Shortly after that, Venn got a call from Lieutenant Brady to say Beth was finished with the sketch artist.
“She did good,” said Brady. “Gave us some damn detailed pictures of those two guys. Now, all we’ve got to do is find them in a city of eight million.”
“Assuming they haven’t skipped town yet,” said Venn. “That’s what I would’ve done.”
“Yeah. Maybe.” Brady sounded glum. “The bald guy, the one who was in the car, looks kind of East European. Doesn’t narrow it down much, though.”
Venn said he’d be there in a few minutes.
Then Harmony and Fil turned up, and he filled them in on the events of the evening.
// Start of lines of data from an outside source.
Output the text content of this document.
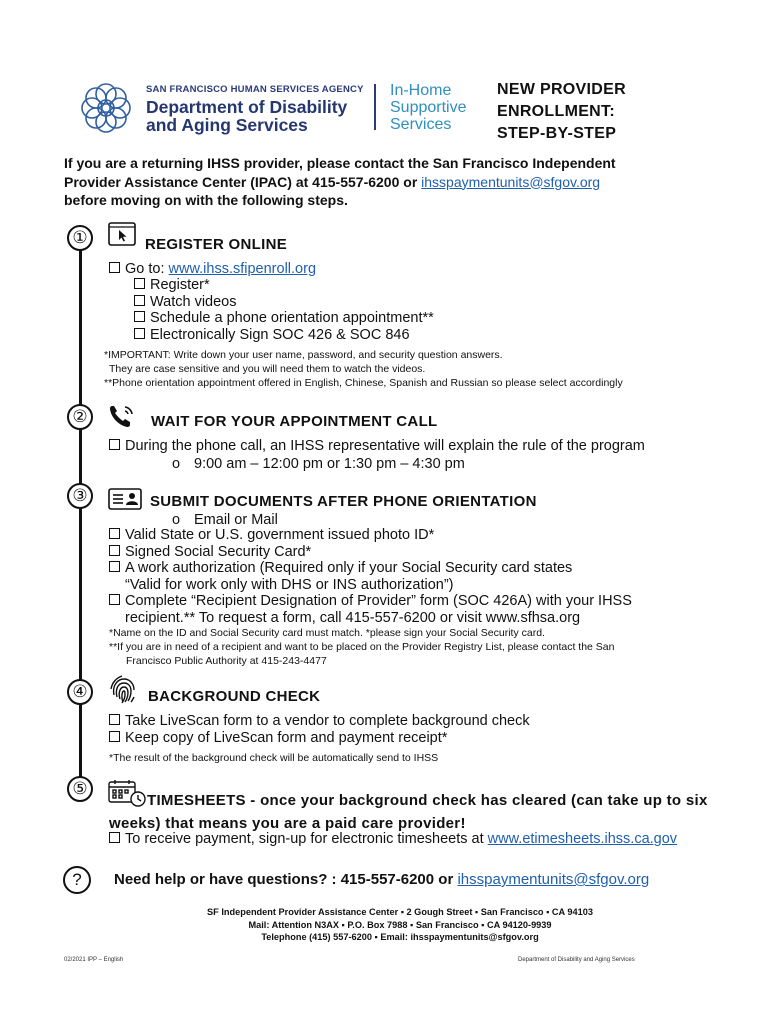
SAN FRANCISCO HUMAN SERVICES AGENCY
Department of Disability
and Aging Services
In-Home
Supportive
Services
NEW PROVIDER
ENROLLMENT:
STEP-BY-STEP
If you are a returning IHSS provider, please contact the San Francisco Independent
Provider Assistance Center (IPAC) at 415-557-6200 or ihsspaymentunits@sfgov.org
before moving on with the following steps.
①	REGISTER ONLINE
Go to: www.ihss.sfipenroll.org
Register*
Watch videos
Schedule a phone orientation appointment**
Electronically Sign SOC 426 & SOC 846
*IMPORTANT: Write down your user name, password, and security question answers.
They are case sensitive and you will need them to watch the videos.
**Phone orientation appointment offered in English, Chinese, Spanish and Russian so please select accordingly
②	WAIT FOR YOUR APPOINTMENT CALL
During the phone call, an IHSS representative will explain the rule of the program
o 9:00 am – 12:00 pm or 1:30 pm – 4:30 pm
③	SUBMIT DOCUMENTS AFTER PHONE ORIENTATION
o Email or Mail
Valid State or U.S. government issued photo ID*
Signed Social Security Card*
A work authorization (Required only if your Social Security card states
“Valid for work only with DHS or INS authorization”)
Complete “Recipient Designation of Provider” form (SOC 426A) with your IHSS
recipient.** To request a form, call 415-557-6200 or visit www.sfhsa.org
*Name on the ID and Social Security card must match. *please sign your Social Security card.
**If you are in need of a recipient and want to be placed on the Provider Registry List, please contact the San
Francisco Public Authority at 415-243-4477
④	BACKGROUND CHECK
Take LiveScan form to a vendor to complete background check
Keep copy of LiveScan form and payment receipt*
*The result of the background check will be automatically send to IHSS
⑤
TIMESHEETS - once your background check has cleared (can take up to six
weeks) that means you are a paid care provider!
To receive payment, sign-up for electronic timesheets at www.etimesheets.ihss.ca.gov
? Need help or have questions? : 415-557-6200 or ihsspaymentunits@sfgov.org
SF Independent Provider Assistance Center ▪ 2 Gough Street ▪ San Francisco ▪ CA 94103
Mail: Attention N3AX ▪ P.O. Box 7988 ▪ San Francisco ▪ CA 94120-9939
Telephone (415) 557-6200 ▪ Email: ihsspaymentunits@sfgov.org
02/2021 IPP – English	Department of Disability and Aging Services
“I’ve been running a search on Paul Brogan,” Venn said. “Haven’t found much, apart from a bunch of online research papers he’s authored. And he’s on the hospital’s website, with a short bio. Doesn’t have his own site.” He nodded at Fil. “You’re much better at this kind of thing than I am. See if you can find anything more. We’re looking for, I don’t know what. Things he may have done that have pissed people off. Anything that might give us a clue as to why he was murdered.”